I got online and researched the OFA clearances of both the sire and the dam (I had asked about clearances and saw they were listed on the website but hadn’t actually looked at the records); it seemed the appropriate tests had been done and were listed on the database. The dam’s clearances all had numbers with no notations but the sire had a notation of FCP/DJD III unilateral left. I knew the DJD meant degenerative joint disease but had to research what the rest of it meant. Unfortunately his elbow problem wasn’t minor (level 3) and was considered genetic (FCP)….so I went back to the clearances and had a better look. There was no listing for clearances for his sire’s elbows (but I knew from reading that breeders can choose not to include information that isn’t positive about their dogs) so that cranked up my suspicion….and then I read that he has produced at least 3 offspring with DJD in their elbow, two of which were unilateral left and one which was listed as FCP as well.
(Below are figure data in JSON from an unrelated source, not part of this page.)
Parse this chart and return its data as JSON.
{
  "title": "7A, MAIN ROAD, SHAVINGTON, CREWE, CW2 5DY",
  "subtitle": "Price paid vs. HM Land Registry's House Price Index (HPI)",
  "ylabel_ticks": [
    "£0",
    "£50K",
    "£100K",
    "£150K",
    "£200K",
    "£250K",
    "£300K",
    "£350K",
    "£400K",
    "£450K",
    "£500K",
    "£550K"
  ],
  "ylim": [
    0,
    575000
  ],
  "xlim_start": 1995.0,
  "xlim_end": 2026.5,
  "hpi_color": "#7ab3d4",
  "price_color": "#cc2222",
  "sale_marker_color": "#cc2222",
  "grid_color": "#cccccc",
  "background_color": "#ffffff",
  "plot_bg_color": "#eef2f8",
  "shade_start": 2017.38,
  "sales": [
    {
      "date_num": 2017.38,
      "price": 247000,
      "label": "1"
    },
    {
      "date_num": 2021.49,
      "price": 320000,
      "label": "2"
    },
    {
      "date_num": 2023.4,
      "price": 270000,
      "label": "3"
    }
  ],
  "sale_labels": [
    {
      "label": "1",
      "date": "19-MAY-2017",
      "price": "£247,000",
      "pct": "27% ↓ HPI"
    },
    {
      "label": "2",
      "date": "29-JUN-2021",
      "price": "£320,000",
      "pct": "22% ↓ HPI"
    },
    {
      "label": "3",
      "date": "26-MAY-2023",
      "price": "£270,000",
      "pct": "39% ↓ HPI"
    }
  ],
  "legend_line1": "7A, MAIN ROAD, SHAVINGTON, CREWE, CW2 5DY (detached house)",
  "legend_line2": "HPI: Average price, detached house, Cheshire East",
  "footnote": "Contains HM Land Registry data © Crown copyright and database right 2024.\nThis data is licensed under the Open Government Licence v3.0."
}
As much as I loved this breed, I knew we were going to have to pass on this proposed litter and find either a different breeder or a different breed. As disappointing as it was, I didn’t want to open us up to the heartbreak that would come from having a large breed dog with a pre-disposition to joint disease. And the longer I thought about the interactions we had had, I realized why my spider senses had been tingling; it wasn’t just the sire’s limp. The food she used wasn’t what I consider a quality food (she was a “big advocate” for raw feeding which I do with Cooper and Molly but she fed feed store kibble), she had nothing good to say about breeders who choose to show their dogs, not to mention that she didn’t show her dogs (so there wasn’t anyone who was unbiased looking at her dogs and determining if they were good examples of the breed or not). She said there weren’t any other quality breeders in our region (which I have since found out to be false) and rather than take the sire out of the breeding program when she realized he has DJD III, she bred him and produced puppies with DJD (and plans to continue using him). All of these things were red flags that I had read about.

So our search continues for our newest family member; we have plans to meet a breeder from a totally different breed soon and you can be sure I’ll be researching, checking clearances and paying attention to my spider senses!